Une rencontre avec Pier Paolo Pasolini, qui l'encourage à faire du cinéma, lui donne l'impulsion dont elle avait besoin pour se lancer dans la fiction. Pour se former, elle fait la « petite main »  sur des tournages, notamment sur un western spaghetti de Sergio Corbucci. Et puis elle tourne son premier long-métrage, Sous les pavés, la plage(1974), une réflexion sur les idéaux et les doutes de ceux qui ont fait mai 1968. A travers la trajectoire d'une jeune Turque désireuse de fuir l'oppression que la société de son pays fait peser sur les femmes, elle pose dans son film suivant, Les Noces de Shirin (1976), un regard sans concession sur la réalité de l'immigration en Allemagne.
INVENTAIRE DE L'ÈRE NAZIE
Singulière évocation de la vie du poète allemand Heinrich von Kleist à partir de sa correspondance, Heinrich lui vaut, l'année suivante, l'équivalent du César du meilleur film allemand.
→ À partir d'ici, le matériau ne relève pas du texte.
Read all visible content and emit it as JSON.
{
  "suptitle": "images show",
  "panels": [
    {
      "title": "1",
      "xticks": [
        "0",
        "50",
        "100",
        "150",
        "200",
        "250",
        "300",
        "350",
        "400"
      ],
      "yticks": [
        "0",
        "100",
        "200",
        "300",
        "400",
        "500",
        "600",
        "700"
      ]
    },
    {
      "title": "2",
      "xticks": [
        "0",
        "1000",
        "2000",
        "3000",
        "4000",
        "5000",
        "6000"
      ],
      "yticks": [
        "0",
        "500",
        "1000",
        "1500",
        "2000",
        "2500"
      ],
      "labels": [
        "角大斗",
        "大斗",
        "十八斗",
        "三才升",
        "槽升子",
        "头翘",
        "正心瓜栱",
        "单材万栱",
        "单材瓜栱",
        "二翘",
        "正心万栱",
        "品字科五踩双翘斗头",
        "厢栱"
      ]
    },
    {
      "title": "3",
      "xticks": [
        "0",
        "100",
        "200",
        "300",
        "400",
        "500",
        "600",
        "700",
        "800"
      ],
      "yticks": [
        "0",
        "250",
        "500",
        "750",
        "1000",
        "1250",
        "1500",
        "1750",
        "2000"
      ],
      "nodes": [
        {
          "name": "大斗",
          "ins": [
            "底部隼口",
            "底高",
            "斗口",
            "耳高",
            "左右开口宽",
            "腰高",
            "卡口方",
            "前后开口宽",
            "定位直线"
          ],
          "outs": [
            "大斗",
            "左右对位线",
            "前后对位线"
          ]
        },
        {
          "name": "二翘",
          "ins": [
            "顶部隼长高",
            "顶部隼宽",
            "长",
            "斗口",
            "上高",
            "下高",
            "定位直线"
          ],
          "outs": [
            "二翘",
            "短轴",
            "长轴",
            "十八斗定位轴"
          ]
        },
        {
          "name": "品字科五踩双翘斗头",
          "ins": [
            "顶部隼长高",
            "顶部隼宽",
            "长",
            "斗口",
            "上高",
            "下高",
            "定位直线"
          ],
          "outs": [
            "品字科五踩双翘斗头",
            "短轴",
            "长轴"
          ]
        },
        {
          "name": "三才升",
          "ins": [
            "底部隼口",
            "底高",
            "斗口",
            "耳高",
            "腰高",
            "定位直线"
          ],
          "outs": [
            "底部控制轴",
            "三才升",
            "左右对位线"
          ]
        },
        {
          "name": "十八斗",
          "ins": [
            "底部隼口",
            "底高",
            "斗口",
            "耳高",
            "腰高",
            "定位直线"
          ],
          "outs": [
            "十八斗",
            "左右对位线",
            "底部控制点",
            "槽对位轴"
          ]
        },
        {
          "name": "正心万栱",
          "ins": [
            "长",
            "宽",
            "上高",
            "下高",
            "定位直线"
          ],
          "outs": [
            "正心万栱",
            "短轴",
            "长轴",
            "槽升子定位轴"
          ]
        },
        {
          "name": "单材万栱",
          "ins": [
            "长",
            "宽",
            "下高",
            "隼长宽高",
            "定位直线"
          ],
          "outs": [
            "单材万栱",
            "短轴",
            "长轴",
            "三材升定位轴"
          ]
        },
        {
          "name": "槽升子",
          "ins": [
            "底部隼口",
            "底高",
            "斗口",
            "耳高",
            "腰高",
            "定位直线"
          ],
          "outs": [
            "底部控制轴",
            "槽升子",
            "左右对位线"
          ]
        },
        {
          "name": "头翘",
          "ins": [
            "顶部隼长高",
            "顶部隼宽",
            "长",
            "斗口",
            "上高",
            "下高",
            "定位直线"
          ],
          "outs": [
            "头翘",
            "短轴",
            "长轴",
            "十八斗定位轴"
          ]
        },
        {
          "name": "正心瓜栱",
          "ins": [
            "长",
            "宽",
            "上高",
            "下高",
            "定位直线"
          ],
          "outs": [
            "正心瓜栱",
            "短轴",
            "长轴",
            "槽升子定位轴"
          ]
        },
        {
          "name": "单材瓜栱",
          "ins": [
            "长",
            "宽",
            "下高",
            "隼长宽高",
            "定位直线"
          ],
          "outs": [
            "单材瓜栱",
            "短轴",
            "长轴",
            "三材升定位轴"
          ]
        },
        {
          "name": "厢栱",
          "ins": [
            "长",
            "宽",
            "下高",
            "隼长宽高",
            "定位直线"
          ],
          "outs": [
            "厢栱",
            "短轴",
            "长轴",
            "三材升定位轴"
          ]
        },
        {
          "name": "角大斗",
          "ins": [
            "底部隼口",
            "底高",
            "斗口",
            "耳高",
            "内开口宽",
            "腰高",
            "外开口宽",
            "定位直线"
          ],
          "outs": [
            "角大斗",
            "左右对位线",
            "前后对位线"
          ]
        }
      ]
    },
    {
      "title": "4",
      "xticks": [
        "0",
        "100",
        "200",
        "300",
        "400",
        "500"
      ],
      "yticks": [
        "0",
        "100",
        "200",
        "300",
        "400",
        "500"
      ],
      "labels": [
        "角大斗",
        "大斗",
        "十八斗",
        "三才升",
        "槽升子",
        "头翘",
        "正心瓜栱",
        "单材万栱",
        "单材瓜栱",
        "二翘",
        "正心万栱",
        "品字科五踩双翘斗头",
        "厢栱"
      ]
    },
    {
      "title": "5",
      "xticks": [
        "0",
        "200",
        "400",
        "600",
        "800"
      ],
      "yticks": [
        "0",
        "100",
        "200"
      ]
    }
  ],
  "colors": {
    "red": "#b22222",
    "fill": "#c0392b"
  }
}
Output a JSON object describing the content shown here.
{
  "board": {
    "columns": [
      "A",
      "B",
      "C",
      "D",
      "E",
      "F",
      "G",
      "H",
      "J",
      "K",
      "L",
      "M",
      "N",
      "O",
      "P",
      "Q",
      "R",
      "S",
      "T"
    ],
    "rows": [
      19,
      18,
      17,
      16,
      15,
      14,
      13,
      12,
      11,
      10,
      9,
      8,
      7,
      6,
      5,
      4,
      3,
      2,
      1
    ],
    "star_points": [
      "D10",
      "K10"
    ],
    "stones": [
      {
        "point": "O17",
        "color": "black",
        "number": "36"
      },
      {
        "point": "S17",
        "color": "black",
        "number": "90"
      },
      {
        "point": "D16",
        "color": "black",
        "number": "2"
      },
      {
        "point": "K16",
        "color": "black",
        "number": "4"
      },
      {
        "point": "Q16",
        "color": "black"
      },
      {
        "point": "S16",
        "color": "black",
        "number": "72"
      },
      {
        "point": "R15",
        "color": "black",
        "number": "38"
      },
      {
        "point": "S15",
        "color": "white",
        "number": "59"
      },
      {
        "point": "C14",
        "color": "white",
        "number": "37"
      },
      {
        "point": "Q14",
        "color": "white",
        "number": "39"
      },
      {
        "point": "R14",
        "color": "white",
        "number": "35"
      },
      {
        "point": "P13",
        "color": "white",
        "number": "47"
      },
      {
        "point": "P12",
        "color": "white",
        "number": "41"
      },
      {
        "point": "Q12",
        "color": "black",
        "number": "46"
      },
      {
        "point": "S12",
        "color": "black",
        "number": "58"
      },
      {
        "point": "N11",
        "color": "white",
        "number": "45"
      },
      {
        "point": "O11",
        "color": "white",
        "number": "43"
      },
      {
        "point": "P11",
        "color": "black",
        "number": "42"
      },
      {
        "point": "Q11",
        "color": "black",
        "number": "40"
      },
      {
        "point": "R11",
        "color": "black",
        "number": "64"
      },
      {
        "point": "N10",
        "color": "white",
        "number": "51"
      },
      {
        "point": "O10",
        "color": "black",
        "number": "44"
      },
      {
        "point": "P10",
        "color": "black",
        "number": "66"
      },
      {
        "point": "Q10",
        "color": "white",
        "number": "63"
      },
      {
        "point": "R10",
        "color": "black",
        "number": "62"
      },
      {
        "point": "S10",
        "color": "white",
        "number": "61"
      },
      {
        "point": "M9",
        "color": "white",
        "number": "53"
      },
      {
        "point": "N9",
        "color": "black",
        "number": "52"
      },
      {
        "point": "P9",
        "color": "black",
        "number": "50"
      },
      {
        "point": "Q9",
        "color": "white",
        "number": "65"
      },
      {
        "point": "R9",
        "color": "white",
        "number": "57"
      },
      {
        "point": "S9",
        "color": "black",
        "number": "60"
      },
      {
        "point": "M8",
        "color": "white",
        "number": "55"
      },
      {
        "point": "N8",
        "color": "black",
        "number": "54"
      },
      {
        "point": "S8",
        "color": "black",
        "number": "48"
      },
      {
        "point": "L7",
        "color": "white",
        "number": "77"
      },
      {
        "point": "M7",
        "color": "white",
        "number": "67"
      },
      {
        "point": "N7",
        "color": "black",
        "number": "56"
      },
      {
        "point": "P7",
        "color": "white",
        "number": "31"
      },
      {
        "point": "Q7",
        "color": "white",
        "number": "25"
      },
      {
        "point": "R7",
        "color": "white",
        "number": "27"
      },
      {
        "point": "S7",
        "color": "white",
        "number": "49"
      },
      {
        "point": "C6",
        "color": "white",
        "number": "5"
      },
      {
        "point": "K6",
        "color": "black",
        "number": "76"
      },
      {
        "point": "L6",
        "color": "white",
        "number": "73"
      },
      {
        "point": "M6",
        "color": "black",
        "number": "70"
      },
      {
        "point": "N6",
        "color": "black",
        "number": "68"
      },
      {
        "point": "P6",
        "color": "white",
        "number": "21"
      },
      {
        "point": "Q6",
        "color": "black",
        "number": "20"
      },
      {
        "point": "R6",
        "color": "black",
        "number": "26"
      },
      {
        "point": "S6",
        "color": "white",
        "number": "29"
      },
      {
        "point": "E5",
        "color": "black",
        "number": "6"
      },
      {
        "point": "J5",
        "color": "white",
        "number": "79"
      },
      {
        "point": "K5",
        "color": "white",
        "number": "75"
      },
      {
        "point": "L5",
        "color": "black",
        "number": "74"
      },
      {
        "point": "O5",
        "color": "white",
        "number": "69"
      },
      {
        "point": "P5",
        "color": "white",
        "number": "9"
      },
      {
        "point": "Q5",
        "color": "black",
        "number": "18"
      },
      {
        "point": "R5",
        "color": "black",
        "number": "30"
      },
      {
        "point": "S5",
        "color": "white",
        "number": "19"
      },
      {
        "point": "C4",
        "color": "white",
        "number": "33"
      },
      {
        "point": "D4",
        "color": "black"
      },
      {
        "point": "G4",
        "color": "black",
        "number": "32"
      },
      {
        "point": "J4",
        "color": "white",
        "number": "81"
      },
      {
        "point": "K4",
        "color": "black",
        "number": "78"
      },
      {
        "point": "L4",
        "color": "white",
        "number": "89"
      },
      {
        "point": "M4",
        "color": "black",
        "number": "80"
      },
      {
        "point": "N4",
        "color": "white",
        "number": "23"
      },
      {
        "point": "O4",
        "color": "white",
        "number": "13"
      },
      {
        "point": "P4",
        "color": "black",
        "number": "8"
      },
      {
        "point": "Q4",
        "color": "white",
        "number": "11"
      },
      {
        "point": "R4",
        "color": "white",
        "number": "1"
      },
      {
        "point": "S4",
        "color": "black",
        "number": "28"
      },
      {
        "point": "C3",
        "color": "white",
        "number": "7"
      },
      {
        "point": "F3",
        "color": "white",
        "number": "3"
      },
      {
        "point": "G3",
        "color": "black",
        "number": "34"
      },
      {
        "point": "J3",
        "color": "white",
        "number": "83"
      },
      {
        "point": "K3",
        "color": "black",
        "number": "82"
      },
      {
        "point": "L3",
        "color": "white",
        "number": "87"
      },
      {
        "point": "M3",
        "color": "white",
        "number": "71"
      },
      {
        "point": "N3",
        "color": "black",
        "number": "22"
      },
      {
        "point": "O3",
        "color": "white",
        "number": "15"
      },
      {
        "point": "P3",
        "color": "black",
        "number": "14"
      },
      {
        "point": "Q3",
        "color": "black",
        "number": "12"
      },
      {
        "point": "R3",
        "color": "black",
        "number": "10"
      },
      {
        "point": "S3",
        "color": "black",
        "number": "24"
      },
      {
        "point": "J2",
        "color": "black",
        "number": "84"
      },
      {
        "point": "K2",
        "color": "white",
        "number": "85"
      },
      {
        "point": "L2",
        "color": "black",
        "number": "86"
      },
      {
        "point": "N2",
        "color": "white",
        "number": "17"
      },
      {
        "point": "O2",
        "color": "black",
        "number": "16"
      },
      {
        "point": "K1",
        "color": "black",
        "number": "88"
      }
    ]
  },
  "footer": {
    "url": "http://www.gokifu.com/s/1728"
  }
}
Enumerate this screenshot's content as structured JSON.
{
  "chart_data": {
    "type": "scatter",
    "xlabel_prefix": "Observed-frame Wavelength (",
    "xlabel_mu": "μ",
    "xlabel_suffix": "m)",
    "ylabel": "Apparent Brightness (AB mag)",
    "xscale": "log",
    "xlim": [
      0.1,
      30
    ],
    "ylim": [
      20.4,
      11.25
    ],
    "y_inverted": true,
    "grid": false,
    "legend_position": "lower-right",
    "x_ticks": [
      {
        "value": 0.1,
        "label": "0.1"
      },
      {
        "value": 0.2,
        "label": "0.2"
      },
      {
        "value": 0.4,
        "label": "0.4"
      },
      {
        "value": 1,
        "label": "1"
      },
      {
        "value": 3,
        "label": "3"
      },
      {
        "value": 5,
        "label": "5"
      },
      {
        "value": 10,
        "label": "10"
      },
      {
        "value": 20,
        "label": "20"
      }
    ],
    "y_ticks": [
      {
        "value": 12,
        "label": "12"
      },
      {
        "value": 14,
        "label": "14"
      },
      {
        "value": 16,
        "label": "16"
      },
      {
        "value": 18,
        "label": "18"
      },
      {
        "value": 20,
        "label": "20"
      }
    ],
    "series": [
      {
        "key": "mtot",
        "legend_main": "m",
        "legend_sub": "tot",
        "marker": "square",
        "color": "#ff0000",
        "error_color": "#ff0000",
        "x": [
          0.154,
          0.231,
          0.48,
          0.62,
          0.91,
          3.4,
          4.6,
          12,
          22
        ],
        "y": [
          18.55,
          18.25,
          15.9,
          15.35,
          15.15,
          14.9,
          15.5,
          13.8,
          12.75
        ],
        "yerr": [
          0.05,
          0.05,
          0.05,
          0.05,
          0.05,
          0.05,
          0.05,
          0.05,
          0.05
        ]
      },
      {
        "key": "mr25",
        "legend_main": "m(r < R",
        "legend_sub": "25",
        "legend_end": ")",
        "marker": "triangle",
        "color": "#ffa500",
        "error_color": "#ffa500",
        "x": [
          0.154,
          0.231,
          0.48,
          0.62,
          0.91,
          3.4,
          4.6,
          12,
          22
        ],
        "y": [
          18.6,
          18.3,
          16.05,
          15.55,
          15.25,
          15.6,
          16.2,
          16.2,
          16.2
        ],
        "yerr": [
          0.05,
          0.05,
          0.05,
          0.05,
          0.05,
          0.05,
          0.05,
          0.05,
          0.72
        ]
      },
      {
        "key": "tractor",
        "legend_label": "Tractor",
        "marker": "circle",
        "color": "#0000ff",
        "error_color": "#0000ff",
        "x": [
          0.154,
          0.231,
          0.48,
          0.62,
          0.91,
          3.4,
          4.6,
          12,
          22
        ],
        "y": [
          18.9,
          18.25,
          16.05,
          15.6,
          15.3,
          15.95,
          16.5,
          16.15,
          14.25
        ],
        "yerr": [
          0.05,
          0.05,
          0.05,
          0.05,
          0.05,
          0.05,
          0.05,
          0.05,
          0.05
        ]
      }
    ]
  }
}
L'idée lui vient ensuite, alors qu'elle est enceinte, de faire un film sur sa mère, et sur sa naissance. Ce sera Allemagne, mère blafarde, un des seuls films, comme le pose Bernard Eisenschitz dans Le Cinéma allemand (Nathan Université, 1999), « à dresser de l'intérieur un inventaire de l'ère nazie », et dont la force repose, notamment, sur l'injection d'images d'archives de l'Allemagne en ruines qui font exploser le vernis académique de la fiction. Présenté à Berlin, le film sera très peu vu en Allemagne à sa sortie – beaucoup plus à l'étranger, en France notamment, et au Japon.
Dès lors, Helma Sanders Brahms aura de plus en plus de mal à faire financer ses projets. Elle renouera avec le documentaire, et retournera à la fiction chaque fois qu'elle en aura l'opportunité. Avec Apfelbaüme (Les Fruits du paradis) par exemple, en 1991, un film où elle envisage la réunification du point de vue des Allemands de l'Est, de leurs rêves d'oppulence brisés, de la dépossession que cette réalité historique leur a fait subir. Dans son dernier film, Clara (2009), la cinéaste s'est intéressée au destin de Clara Schumann, pianiste virtuose éprise de liberté qu'elle considérait, disait-elle, comme « la première star féminine issue de (s)on pays ». Encore une histoire où un mal – la folie grandissante de Robert Schumann, son mari – a permis un bien : la gloire de Clara, dans un environnement social qui ne s'y prêtait pas. Cette idée fixe qui structurait sa vision du monde, l'aura décidément guidée jusqu'au bout.